Natalia juga mengatakan dugaan kasus korupsi di sektor sumber daya alam (SDA) dan pembangunan strategis terus terjadi di Jawa Barat, yang berdampak pada perampasan lahan dan ruang hidup warga sekitar.
Ia menilai keberadaan KPK tidak lagi sebagai secercah harapan bagi masyarakat terhadap upaya pemberantasan korupsi di Indonesia. Kini, lanjut Natalia, masyarakat akan hilang kepercayaan terhadap KPK dalam proses penegakan pemberantasan korupsi karena pelemahan-pelemahan yang terjadi. KPK dinilai sudah tidak lagi menjalankan amanat reformasi.
ICW: KPK kian Terpuruk
Indonesia Corruption Watch (ICW) pernah merilis bahwa Tes Wawasan Kebangsaan (TWK) KPK janggal. Penilaian ICW ini diperkuat dengan temuan Ombudsman Republik Indonesia (ORI) atas dugaan maladministrasi penyelenggaraan TWK KPK. Hasilnya, Pimpinan KPK terbukti melakukan pelanggaran prosedur, administrasi, hingga penegakan hukum terkait penyelenggaraan TWK itu.
Menurut ICW, penyelenggaraan TWK sudah sejak awal mengundang banyak pertanyaan di tengah masyarakat. Betapa tidak, sebagian besar yang diberhentikan melalui TWK, adalah para pegawai dengan rekam jejak panjang terkait pemberantasan korupsi. Mulai dari bidang pencegahan, penindakan, hingga yang biasa mengurusi sumber daya manusia pun turut menjadi korban TWK.
“Tambah janggal lagi, hasil TWK juga menyasar penyidik yang sedang menangani perkara besar, misalnya: korupsi pengadaan bantuan sosial sembako di Kemensos dengan pelakunya kader partai politik penguasa. Sehingga menjadi wajar jika masyarakat berprasangka kalau penanganan perkara besar menjadi alasan utama di balik penyelenggaraan TWK,” demikian pernyataan resmi ICW di laman resminya, diakses Senin (27/9/2021).

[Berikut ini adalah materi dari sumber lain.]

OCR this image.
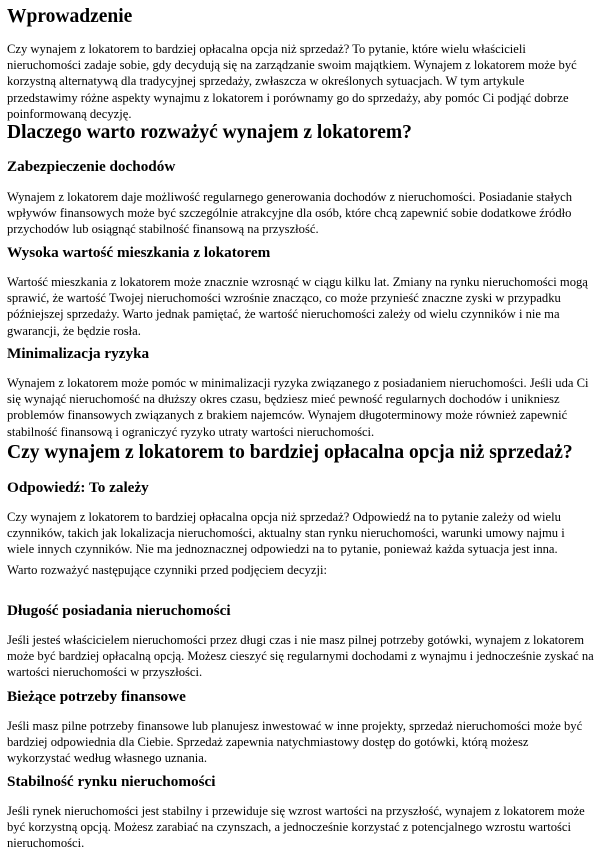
Wprowadzenie

Czy wynajem z lokatorem to bardziej opłacalna opcja niż sprzedaż? To pytanie, które wielu właścicieli nieruchomości zadaje sobie, gdy decydują się na zarządzanie swoim majątkiem. Wynajem z lokatorem może być korzystną alternatywą dla tradycyjnej sprzedaży, zwłaszcza w określonych sytuacjach. W tym artykule przedstawimy różne aspekty wynajmu z lokatorem i porównamy go do sprzedaży, aby pomóc Ci podjąć dobrze poinformowaną decyzję.

Dlaczego warto rozważyć wynajem z lokatorem?
Zabezpieczenie dochodów

Wynajem z lokatorem daje możliwość regularnego generowania dochodów z nieruchomości. Posiadanie stałych wpływów finansowych może być szczególnie atrakcyjne dla osób, które chcą zapewnić sobie dodatkowe źródło przychodów lub osiągnąć stabilność finansową na przyszłość.

Wysoka wartość mieszkania z lokatorem

Wartość mieszkania z lokatorem może znacznie wzrosnąć w ciągu kilku lat. Zmiany na rynku nieruchomości mogą sprawić, że wartość Twojej nieruchomości wzrośnie znacząco, co może przynieść znaczne zyski w przypadku późniejszej sprzedaży. Warto jednak pamiętać, że wartość nieruchomości zależy od wielu czynników i nie ma gwarancji, że będzie rosła.

Minimalizacja ryzyka

Wynajem z lokatorem może pomóc w minimalizacji ryzyka związanego z posiadaniem nieruchomości. Jeśli uda Ci się wynająć nieruchomość na dłuższy okres czasu, będziesz mieć pewność regularnych dochodów i unikniesz problemów finansowych związanych z brakiem najemców. Wynajem długoterminowy może również zapewnić stabilność finansową i ograniczyć ryzyko utraty wartości nieruchomości.

Czy wynajem z lokatorem to bardziej opłacalna opcja niż sprzedaż?
Odpowiedź: To zależy

Czy wynajem z lokatorem to bardziej opłacalna opcja niż sprzedaż? Odpowiedź na to pytanie zależy od wielu czynników, takich jak lokalizacja nieruchomości, aktualny stan rynku nieruchomości, warunki umowy najmu i wiele innych czynników. Nie ma jednoznacznej odpowiedzi na to pytanie, ponieważ każda sytuacja jest inna.

Warto rozważyć następujące czynniki przed podjęciem decyzji:

Długość posiadania nieruchomości

Jeśli jesteś właścicielem nieruchomości przez długi czas i nie masz pilnej potrzeby gotówki, wynajem z lokatorem może być bardziej opłacalną opcją. Możesz cieszyć się regularnymi dochodami z wynajmu i jednocześnie zyskać na wartości nieruchomości w przyszłości.

Bieżące potrzeby finansowe

Jeśli masz pilne potrzeby finansowe lub planujesz inwestować w inne projekty, sprzedaż nieruchomości może być bardziej odpowiednia dla Ciebie. Sprzedaż zapewnia natychmiastowy dostęp do gotówki, którą możesz wykorzystać według własnego uznania.

Stabilność rynku nieruchomości

Jeśli rynek nieruchomości jest stabilny i przewiduje się wzrost wartości na przyszłość, wynajem z lokatorem może być korzystną opcją. Możesz zarabiać na czynszach, a jednocześnie korzystać z potencjalnego wzrostu wartości nieruchomości.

KPK semakin terpuruk, kata ICW, baik dalam kerja penindakan, pencegahan, maupun pengelolaan internal kelembagaan. Misalnya, angka penurunan operasi tangkap tangan menjadi bukti konkret melemahnya lembaga antirasuah. Pada tahun 2020, KPK hanya mampu melakukan tujuh tangkap tangan, berbanding terbalik dengan periode-periode sebelumnya.